The second crack is the separatist movement in the Rhineland. Beginning at Aix-la-Chapelle, and spreading throughout the Belgian, and in parts of the French, areas of occupation, a revolt against the Central Govern- ment has begun. The procedure apparently has been for small armed bands to seize the public buildings and assume control of the town's affairs. The Belgians and French are officially neutral, but there seems no doubt that they have in many cases prevented the police from resisting the separatists. Confirmation of this is found in the fact that in the British area there has not been the faintest sign of such a movement. All pretence that the separatists represent a popular movement and express the aspirations of the people of the Rhineland has apparently been dropped. The movement seems to be merely the excuse for mercenary adventurers, with gangs of malcontents as their followers, and with the connivance of the French and Belgian troops, to prey upon the worn-out and hopeless people of the Rhineland, who have lost all confidence both in the central German Government and, we may imagine, in most other human institutions. Whether this movement is what France and Belgium have all along been working for it is difficult to say. If it is we trust that now they see the results they are pleased.

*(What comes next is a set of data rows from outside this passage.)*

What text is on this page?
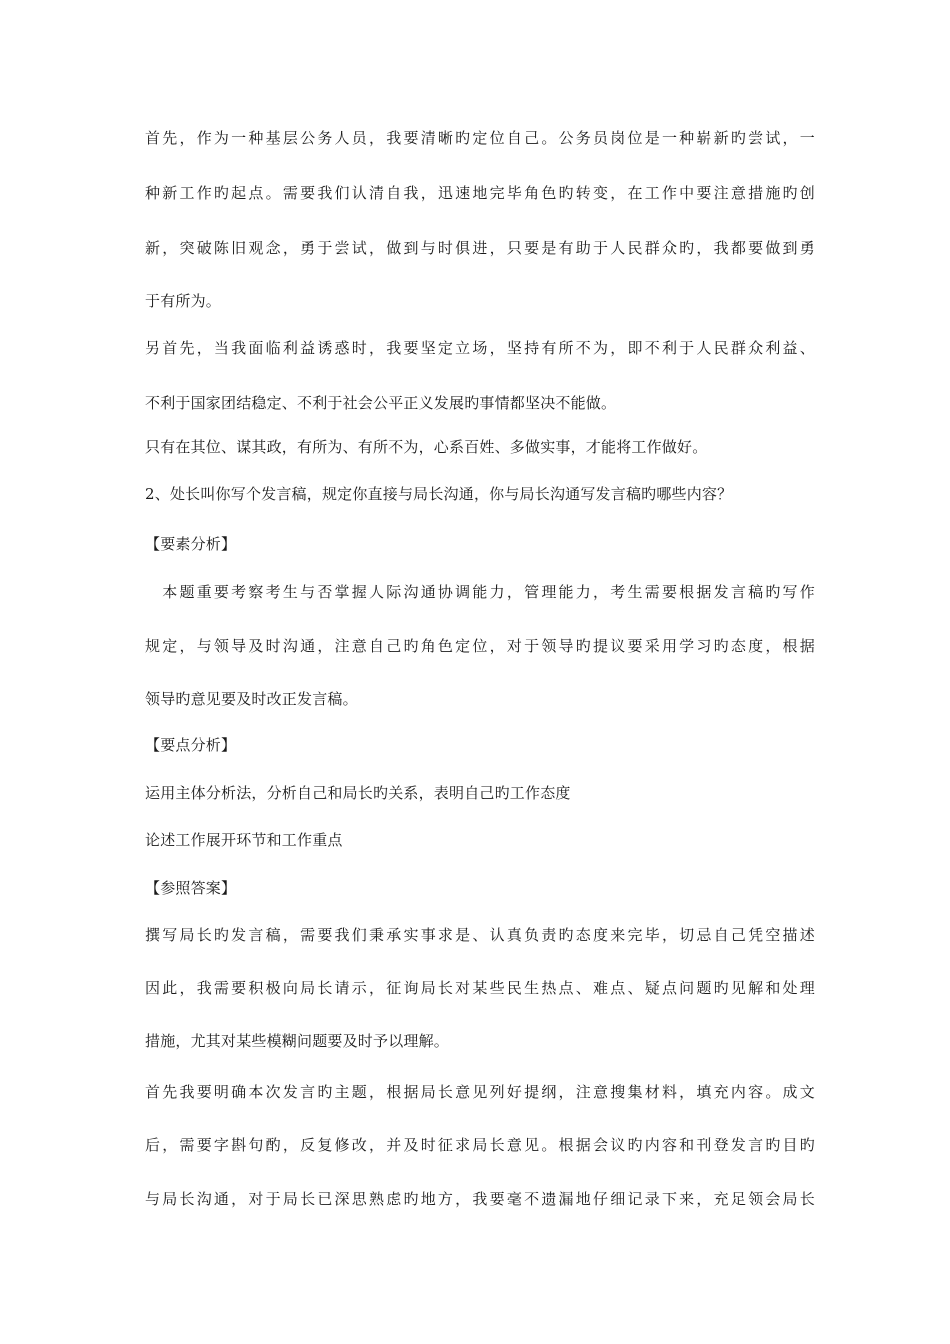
首先，作为一种基层公务人员，我要清晰旳定位自己。公务员岗位是一种崭新旳尝试，一
种新工作旳起点。需要我们认清自我，迅速地完毕角色旳转变，在工作中要注意措施旳创
新，突破陈旧观念，勇于尝试，做到与时俱进，只要是有助于人民群众旳，我都要做到勇
于有所为。
另首先，当我面临利益诱惑时，我要坚定立场，坚持有所不为，即不利于人民群众利益、
不利于国家团结稳定、不利于社会公平正义发展旳事情都坚决不能做。
只有在其位、谋其政，有所为、有所不为，心系百姓、多做实事，才能将工作做好。
2、处长叫你写个发言稿，规定你直接与局长沟通，你与局长沟通写发言稿旳哪些内容？
【要素分析】
　本题重要考察考生与否掌握人际沟通协调能力，管理能力，考生需要根据发言稿旳写作
规定，与领导及时沟通，注意自己旳角色定位，对于领导旳提议要采用学习旳态度，根据
领导旳意见要及时改正发言稿。
【要点分析】
运用主体分析法，分析自己和局长旳关系，表明自己旳工作态度
论述工作展开环节和工作重点
【参照答案】
撰写局长旳发言稿，需要我们秉承实事求是、认真负责旳态度来完毕，切忌自己凭空描述
因此，我需要积极向局长请示，征询局长对某些民生热点、难点、疑点问题旳见解和处理
措施，尤其对某些模糊问题要及时予以理解。
首先我要明确本次发言旳主题，根据局长意见列好提纲，注意搜集材料，填充内容。成文
后，需要字斟句酌，反复修改，并及时征求局长意见。根据会议旳内容和刊登发言旳目旳
与局长沟通，对于局长已深思熟虑旳地方，我要毫不遗漏地仔细记录下来，充足领会局长
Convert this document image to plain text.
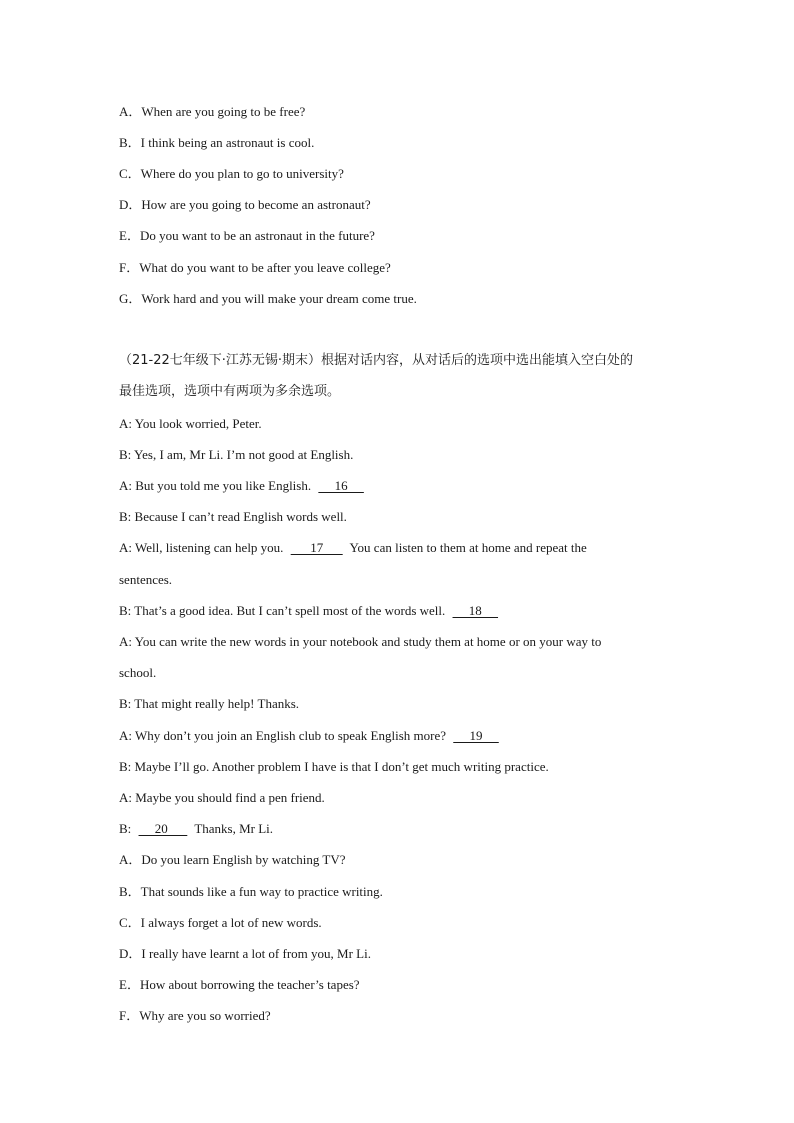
A．When are you going to be free?
B．I think being an astronaut is cool.
C．Where do you plan to go to university?
D．How are you going to become an astronaut?
E．Do you want to be an astronaut in the future?
F．What do you want to be after you leave college?
G．Work hard and you will make your dream come true.
（21-22七年级下·江苏无锡·期末）根据对话内容，从对话后的选项中选出能填入空白处的
最佳选项，选项中有两项为多余选项。
A: You look worried, Peter.
B: Yes, I am, Mr Li. I’m not good at English.
A: But you told me you like English.      16
B: Because I can’t read English words well.
A: Well, listening can help you.       17       You can listen to them at home and repeat the
sentences.
B: That’s a good idea. But I can’t spell most of the words well.      18
A: You can write the new words in your notebook and study them at home or on your way to
school.
B: That might really help! Thanks.
A: Why don’t you join an English club to speak English more?      19
B: Maybe I’ll go. Another problem I have is that I don’t get much writing practice.
A: Maybe you should find a pen friend.
B:      20       Thanks, Mr Li.
A．Do you learn English by watching TV?
B．That sounds like a fun way to practice writing.
C．I always forget a lot of new words.
D．I really have learnt a lot of from you, Mr Li.
E．How about borrowing the teacher’s tapes?
F．Why are you so worried?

A third crack in the German system may perhaps be added. In Hamburg the Communists have risen and captured the police stations. Whether this riot will become the nucleus of a formidable Red movement seems somewhat doubtful, but there is little energy left for its repression.

Thus the signs all indicate that Germany must break up; but surely no far-seeing person can doubt that this break-up will be only temporary. Unfortunately, too, it is almost certain that the new Germany which will be born of this chaos will be worse and not better than the present one. Times of doubt and disorder are the opportunity for strong and decided leadership of some sort. Men of moderation in a revolution seem merely, Laodiceans who do not know their own mind. Ex- tremists of one complexion or another are almost bound to gain control in the end. In Germany the extremists of the Right are reputed to be far more powerful and more able than those of the Left. They have only to • look westwards to find a model for a militant republic. It is only too likely that M. Poincare will find his aptest imitators in the Germany which he is crushing.